Richmond Community High is below both the state and district averages in terms of the percentage of its students who are eligible for free or reduced-price lunches. On average, 32 percent of students in Virginia are eligible for free or reduced-price lunch programs, while 31 percent of Richmond Community High students are eligible. At the district level, 67 percent are eligible.
ProPublica's analysis found that all too often, states and schools provide poor students fewer educational programs like Advanced Placement, gifted and talented programs, and advanced math and science classes. Studies have linked participation in these programs with better outcomes later in life. Our analysis uses free and reduced-price lunch to estimate poverty at schools. We based our findings on the most comprehensive data set of access to advanced classes and special programs in U.S. public schools — known as the Civil Rights Data Set— released by the U.S. Department of Education Office for Civil Rights.

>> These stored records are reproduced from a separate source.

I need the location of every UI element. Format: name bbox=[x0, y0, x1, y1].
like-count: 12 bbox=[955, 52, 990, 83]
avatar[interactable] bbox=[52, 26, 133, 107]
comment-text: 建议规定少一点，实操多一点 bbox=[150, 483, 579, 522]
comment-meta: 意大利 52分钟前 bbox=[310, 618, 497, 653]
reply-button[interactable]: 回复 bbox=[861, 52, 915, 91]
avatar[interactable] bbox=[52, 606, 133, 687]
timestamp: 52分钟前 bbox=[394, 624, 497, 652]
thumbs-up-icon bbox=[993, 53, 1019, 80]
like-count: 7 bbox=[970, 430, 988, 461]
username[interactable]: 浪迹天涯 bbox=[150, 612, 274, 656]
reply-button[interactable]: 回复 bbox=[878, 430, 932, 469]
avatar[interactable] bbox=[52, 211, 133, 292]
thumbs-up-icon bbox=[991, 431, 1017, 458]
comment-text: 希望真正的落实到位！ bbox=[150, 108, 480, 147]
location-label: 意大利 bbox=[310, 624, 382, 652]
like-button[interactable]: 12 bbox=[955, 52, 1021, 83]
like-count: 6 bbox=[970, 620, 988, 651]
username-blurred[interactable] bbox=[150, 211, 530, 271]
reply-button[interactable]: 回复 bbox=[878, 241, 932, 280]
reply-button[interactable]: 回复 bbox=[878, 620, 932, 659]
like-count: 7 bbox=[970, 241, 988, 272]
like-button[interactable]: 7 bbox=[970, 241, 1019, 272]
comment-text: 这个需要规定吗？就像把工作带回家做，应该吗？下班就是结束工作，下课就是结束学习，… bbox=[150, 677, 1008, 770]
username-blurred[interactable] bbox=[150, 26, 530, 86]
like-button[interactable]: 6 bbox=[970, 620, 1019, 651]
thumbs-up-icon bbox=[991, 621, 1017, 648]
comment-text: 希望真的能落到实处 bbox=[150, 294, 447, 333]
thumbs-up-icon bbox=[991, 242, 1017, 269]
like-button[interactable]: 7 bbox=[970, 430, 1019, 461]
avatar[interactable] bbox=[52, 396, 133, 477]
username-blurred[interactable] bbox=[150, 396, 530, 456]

Richmond Community High offers 11 AP courses, and 27 percent of students participate in those classes.
Richmond Community High has an enrollment rate of 35 percent for math classes, and 12 percent of students take chemistry. The enrollment rate for physics at the school is 6 percent, and the gifted and talented program has a participation rate of 98 percent.
Armstrong High School, also in Richmond, Va., is a higher-poverty school than Richmond Community High, with 65 percent of its students eligible for free or reduced-price lunch. The school offers nine AP courses, and 4 percent of students are enrolled in those courses.